L’image Double

En dehors de la charge affective que la vision d’un simulacre attribue à la perception d’un objet, celui-ci peut aller jusqu’à changer de nature et se confondre dans un autre. Une pomme peut se changer par exemple en épaule, sans qu’aucun élément ne soit modifié dans la réalité. Les deux visions constituent deux simulacres qui, lorsqu’ils coexistent en une même forme, constituent « une image double : c’est-à-dire la représentation d’un objet qui, sans la moindre modification figurative ou anatomique, soit en même temps la représentation d’un autre objet absolument différent, dénuée elle aussi de tout genre de déformation ou anormalité qui pourrait déceler quelque arrangement […] Ces nouveaux simulacres menaçants agiront habilement et corrosivement avec la clarté des apparences physiques et diurnes »1.

Il s’agit là de l’un des procédés centraux de la démarche paranoïaque-critique. Salvador Dalí en situe l’origine lorsque, enfant, il avait aperçu en bord de mer, à Cadaqués, des arbustes dont les feuilles étaient animées d’un mouvement propre et semblaient capables de marcher toutes seules. La découverte de ces feuilles, qui s’avéraient être des insectes, des phasmes, fut pour lui la « révélation du mimétisme » qui « influença la cristallisation des images paranoïaques »2.

Métamorphose de Narcisse, 1937
Huile sur toile, 51,1 x 78,1 cm
Tate, Londres. Achat, 1979

Image double et double image, jeux de miroirs et réversibilité du sens… Dans Métamorphose de Narcisse, Dalí rattache sa démarche paranoïaque-critique à la tradition picturale baroque, qui associait au motif des reflets le thème des apparences fugitives du monde sensible. S’inspirant du mythe de Narcisse, mis en vers par Ovide dans ses Métamorphoses, il invoque également la tradition classique pour mettre sa mythologie personnelle en abîme. Le narcissisme du peintre est ici au cœur du sujet. Le personnage de pierre qui observe son reflet dans l’eau se reflète également dans la figure de gauche, représentant une main qui tient un œuf. Or, l’image de la main, organe du peintre, objet de son narcissisme, se confond avec celle d’un personnage dont la posture méditative, voire mélancolique, pourrait aussi bien être celle de la masturbation. L’artiste évoquerait ces moments où, prostré au pied du Parnasse, il se livre aux plaisirs de l’onanisme, sublimant dans leurs représentations les phantasmes sexuels qu’il ne peut assouvir.

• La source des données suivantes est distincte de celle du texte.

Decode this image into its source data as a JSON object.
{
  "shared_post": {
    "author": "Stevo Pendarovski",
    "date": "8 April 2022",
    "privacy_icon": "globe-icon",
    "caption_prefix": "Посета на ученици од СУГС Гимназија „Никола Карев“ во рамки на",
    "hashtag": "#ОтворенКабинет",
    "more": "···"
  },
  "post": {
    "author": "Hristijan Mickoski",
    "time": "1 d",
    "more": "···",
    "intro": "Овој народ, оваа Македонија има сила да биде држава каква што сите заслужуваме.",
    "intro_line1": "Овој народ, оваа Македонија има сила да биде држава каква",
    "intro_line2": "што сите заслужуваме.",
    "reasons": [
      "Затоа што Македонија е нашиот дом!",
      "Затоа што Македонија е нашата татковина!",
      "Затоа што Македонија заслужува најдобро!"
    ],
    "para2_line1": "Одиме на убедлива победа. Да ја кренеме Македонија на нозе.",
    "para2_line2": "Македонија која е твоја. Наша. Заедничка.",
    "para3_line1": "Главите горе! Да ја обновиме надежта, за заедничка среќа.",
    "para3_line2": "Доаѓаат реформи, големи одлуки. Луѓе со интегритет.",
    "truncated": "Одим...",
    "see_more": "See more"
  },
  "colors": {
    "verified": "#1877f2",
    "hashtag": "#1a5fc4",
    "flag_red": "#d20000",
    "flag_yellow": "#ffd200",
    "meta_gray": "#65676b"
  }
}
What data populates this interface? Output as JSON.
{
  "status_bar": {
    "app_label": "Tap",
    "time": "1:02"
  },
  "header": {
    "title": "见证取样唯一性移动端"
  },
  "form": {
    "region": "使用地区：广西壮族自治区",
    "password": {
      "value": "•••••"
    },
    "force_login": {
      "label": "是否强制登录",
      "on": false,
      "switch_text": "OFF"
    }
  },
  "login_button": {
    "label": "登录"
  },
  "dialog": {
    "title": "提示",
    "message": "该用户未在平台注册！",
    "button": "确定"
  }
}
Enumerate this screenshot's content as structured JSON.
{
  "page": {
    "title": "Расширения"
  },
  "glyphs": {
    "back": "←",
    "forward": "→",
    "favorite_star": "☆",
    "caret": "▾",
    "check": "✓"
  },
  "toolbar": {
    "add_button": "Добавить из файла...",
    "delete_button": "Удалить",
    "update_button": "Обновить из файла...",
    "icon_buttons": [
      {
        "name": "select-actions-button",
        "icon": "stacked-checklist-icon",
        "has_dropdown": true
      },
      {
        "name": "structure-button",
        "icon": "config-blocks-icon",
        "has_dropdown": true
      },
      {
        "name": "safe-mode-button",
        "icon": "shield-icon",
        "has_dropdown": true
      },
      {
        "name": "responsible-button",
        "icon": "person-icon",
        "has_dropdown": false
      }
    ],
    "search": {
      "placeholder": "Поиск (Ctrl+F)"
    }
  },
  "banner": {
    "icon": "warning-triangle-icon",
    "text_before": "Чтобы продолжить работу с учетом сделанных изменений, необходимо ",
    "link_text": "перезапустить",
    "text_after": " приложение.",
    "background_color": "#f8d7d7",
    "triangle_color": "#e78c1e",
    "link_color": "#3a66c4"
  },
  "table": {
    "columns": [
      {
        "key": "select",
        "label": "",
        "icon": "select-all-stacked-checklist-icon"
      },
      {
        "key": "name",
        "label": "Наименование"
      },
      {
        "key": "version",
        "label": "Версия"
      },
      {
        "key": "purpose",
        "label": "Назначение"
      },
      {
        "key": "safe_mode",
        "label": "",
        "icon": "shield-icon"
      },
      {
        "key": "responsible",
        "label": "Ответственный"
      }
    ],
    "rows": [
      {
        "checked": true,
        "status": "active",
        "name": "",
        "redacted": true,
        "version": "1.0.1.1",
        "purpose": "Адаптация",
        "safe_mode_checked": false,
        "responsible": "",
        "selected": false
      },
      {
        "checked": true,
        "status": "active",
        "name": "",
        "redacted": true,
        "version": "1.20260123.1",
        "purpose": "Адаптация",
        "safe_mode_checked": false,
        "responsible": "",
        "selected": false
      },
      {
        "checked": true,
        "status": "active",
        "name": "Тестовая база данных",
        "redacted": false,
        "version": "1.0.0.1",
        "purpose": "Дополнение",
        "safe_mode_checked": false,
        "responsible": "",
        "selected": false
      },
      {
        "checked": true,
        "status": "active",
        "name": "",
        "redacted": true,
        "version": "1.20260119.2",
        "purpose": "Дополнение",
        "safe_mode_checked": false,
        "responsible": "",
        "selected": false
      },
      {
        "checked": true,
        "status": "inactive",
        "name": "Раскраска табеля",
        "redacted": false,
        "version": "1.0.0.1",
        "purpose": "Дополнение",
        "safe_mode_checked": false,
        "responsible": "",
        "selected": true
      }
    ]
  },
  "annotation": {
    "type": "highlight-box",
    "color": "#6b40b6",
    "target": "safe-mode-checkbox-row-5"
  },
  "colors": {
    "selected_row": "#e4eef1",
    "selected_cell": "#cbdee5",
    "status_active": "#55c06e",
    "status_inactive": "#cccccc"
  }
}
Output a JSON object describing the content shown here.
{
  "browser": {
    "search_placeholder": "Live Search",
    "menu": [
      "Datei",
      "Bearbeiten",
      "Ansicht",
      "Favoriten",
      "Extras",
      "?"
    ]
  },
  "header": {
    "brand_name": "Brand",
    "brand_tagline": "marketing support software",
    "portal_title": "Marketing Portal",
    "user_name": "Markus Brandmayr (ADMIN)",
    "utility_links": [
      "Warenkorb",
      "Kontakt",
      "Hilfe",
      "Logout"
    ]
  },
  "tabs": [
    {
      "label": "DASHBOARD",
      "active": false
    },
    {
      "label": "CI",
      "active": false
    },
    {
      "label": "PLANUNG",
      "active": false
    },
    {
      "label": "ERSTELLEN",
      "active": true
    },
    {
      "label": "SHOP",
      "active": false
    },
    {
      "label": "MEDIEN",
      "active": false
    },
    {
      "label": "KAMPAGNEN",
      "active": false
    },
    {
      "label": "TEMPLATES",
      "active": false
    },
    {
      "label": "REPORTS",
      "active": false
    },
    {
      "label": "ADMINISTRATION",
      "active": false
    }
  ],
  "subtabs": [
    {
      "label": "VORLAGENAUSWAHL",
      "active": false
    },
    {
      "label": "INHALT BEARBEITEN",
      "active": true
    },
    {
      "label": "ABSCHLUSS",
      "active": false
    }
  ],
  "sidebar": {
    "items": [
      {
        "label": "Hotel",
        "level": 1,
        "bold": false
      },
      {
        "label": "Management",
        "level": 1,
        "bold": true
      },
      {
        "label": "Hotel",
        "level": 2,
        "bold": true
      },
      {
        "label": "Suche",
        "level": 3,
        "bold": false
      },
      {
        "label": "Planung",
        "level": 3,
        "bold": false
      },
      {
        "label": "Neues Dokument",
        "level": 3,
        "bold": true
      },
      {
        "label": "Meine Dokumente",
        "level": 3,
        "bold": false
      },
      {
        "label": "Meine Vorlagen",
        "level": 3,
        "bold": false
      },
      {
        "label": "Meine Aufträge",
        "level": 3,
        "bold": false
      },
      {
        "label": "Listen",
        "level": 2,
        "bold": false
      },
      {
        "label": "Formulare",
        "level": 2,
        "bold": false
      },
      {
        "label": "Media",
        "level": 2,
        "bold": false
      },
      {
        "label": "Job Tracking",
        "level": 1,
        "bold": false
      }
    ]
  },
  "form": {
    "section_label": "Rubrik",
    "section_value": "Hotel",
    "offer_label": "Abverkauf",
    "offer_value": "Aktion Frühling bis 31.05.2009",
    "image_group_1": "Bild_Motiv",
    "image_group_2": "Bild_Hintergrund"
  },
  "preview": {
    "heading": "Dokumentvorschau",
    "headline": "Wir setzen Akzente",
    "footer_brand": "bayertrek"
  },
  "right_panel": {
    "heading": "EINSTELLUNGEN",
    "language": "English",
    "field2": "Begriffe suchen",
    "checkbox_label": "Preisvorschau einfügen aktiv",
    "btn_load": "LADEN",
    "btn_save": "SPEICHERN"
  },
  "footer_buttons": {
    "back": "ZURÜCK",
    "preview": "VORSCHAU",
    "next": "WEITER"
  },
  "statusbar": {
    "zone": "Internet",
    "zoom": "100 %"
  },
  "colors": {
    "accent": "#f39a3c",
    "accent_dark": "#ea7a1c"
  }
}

Paradoxalement, et bien que la main soit envahie par les fourmis, l’œuf qu’elle porte au ciel donne naissance à un narcisse, annonçant une renaissance qui a peut-être lieu dans l’œuvre même.
L’ambivalence des images associée à leur dédoublement traduit par ailleurs une interrogation du peintre sur sa propre identité, celui-ci revenant souvent sur le sujet de son frère mort avant sa naissance. Egalement appelé Salvador, il lui avait été non seulement donné son prénom mais aussi ses premiers habits. Le thème de la gémellité recoupe ainsi celui du double, brouillant un peu plus les pistes interprétatives.